Namun, perlindungan terhadap penyakit parah tetap sangat baik di lebih dari 85 persen efektif bila dibandingkan dengan orang yang tidak divaksinasi, bahkan untuk orang tua
Advertisement
4. Jenis Vaksin
Tidak ada jawaban pasti apakah seseorang harus mendapatkan vaksin yang sama atau yang berbeda.

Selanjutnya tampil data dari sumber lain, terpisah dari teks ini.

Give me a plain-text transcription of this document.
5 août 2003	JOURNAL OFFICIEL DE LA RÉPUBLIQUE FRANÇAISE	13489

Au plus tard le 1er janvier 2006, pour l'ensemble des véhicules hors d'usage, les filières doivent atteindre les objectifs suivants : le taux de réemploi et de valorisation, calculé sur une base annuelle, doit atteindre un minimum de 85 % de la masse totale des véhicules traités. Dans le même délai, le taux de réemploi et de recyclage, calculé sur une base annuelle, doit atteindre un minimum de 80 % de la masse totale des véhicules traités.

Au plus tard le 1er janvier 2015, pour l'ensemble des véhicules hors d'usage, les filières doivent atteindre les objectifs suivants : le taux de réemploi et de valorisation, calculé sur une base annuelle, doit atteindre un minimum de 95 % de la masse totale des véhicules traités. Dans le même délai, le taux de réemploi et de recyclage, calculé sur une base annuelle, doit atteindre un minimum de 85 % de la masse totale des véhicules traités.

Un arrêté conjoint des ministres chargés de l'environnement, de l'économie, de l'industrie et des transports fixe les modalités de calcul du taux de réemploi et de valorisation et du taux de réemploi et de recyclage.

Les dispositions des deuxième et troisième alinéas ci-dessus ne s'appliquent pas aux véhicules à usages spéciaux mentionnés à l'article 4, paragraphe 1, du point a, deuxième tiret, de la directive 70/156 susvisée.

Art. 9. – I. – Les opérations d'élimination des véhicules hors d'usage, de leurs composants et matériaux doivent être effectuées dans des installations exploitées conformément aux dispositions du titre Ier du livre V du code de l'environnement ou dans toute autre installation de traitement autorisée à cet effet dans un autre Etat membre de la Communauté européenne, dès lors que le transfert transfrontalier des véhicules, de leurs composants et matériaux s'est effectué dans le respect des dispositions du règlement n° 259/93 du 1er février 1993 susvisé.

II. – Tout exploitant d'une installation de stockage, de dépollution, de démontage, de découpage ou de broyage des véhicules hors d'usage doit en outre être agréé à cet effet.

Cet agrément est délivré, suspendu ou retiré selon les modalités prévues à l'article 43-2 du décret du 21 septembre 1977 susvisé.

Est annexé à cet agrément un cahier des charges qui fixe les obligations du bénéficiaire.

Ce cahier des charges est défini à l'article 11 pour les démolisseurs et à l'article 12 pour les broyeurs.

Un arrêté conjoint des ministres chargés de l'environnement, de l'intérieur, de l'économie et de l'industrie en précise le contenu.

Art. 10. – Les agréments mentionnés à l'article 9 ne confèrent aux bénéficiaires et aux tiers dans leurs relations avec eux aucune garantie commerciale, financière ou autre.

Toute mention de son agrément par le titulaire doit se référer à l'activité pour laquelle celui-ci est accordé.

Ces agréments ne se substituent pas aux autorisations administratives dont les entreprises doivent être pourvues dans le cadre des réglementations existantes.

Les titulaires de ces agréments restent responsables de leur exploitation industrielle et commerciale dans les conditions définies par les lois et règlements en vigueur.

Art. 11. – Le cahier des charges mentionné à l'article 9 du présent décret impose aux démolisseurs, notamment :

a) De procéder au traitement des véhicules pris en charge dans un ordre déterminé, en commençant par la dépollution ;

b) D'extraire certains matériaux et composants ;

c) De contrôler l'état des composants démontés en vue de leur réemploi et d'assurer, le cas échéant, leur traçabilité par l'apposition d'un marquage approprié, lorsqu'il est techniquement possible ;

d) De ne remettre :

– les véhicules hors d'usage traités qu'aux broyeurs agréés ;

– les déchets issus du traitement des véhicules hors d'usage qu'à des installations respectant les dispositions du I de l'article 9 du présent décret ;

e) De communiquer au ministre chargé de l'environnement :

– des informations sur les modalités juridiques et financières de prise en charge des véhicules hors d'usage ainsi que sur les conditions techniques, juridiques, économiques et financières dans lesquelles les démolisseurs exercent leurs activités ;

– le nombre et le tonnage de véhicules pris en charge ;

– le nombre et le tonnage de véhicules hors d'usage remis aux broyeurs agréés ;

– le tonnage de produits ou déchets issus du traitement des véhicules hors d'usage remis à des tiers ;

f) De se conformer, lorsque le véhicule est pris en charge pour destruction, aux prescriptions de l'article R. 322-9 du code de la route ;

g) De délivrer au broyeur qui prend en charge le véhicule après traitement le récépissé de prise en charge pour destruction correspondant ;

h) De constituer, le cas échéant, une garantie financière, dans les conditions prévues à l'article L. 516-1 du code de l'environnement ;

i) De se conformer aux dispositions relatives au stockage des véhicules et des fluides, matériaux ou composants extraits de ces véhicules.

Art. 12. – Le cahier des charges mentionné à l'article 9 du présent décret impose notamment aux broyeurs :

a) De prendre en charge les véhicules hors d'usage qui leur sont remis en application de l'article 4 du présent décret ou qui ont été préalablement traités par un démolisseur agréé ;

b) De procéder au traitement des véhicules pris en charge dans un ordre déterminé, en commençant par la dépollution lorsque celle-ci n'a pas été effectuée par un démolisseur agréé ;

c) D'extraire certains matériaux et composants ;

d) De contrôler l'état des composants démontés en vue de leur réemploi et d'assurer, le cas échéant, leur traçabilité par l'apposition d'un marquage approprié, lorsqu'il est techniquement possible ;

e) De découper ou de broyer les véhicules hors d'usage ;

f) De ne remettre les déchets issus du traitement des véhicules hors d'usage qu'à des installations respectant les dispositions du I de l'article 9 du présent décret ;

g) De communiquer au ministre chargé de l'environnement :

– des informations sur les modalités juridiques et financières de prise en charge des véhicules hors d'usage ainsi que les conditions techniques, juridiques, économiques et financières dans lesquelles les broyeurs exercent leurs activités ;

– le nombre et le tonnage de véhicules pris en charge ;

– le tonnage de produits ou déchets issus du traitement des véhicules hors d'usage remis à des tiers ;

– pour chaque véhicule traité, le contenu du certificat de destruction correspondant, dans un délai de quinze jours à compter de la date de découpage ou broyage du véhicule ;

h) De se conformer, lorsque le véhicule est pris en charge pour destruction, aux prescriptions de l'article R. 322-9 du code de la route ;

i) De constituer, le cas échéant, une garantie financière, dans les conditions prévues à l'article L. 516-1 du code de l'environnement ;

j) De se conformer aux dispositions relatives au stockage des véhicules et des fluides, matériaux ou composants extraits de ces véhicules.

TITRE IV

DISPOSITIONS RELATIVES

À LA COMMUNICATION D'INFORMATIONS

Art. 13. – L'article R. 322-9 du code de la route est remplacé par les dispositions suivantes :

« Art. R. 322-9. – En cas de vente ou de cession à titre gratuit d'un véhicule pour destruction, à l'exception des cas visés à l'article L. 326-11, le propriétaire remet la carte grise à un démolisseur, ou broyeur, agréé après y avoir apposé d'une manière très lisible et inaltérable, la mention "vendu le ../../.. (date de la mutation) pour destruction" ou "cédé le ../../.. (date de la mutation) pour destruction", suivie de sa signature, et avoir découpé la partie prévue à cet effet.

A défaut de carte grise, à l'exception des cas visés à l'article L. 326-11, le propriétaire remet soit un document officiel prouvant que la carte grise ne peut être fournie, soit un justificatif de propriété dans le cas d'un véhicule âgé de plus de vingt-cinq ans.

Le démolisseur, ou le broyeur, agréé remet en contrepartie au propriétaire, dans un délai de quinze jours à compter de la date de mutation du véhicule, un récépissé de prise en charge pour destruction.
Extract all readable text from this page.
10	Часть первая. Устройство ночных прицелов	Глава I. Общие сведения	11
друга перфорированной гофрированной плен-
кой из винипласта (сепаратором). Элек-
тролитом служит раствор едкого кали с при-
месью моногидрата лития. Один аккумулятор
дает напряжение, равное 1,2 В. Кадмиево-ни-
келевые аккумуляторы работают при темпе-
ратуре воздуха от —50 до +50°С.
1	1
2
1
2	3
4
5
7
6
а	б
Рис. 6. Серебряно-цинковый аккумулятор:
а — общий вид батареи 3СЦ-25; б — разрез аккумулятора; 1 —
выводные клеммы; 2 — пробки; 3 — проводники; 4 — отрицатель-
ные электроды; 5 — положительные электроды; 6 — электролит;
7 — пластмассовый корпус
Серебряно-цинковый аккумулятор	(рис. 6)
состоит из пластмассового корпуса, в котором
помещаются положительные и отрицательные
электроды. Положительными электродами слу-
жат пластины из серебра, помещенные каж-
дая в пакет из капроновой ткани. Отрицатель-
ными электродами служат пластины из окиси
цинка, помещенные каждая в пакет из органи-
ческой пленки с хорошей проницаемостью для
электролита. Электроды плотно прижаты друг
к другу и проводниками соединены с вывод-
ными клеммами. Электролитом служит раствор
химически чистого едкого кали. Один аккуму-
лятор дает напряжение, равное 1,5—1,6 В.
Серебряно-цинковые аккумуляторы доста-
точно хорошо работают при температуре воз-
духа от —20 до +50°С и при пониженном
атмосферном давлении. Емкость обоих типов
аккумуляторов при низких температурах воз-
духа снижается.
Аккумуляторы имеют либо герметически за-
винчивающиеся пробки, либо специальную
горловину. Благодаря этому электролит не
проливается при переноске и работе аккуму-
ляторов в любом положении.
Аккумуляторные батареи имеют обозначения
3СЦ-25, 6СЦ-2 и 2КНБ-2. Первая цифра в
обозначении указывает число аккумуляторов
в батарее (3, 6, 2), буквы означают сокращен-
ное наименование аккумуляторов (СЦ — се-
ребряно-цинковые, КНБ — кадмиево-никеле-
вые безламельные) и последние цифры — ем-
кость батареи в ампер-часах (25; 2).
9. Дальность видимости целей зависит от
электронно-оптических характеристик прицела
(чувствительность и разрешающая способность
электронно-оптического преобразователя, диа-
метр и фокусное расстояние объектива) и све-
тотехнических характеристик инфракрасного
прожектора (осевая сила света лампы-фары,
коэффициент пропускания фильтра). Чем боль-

Profesor Ooi Eng Eong, dari Duke-NUS Medical School's Program in Emerging Infectious Diseases, mengatakan bahwa data awal memang menunjukkan bahwa penggunaan vaksin yang berbeda dapat berguna untuk memperluas luasnya kekebalan terhadap varian SARS-CoV-2.
Tetapi uji klinis terbatas untuk mengevaluasi penggunaan vaksin vektor adenovirus simpanse (seperti AstraZeneca) sebagai dosis pertama diikuti oleh vaksin mRNA sebagai dosis kedua, kata Profesor Ooi.
"Karena sebagian besar warga Singapura telah menerima dua dosis vaksin mRNA, belum ada bukti bahwa vaksinasi booster dengan vaksin non-mRNA akan menghasilkan respon imun yang unggul untuk mendapatkan dosis ketiga vaksin mRNA," katanya.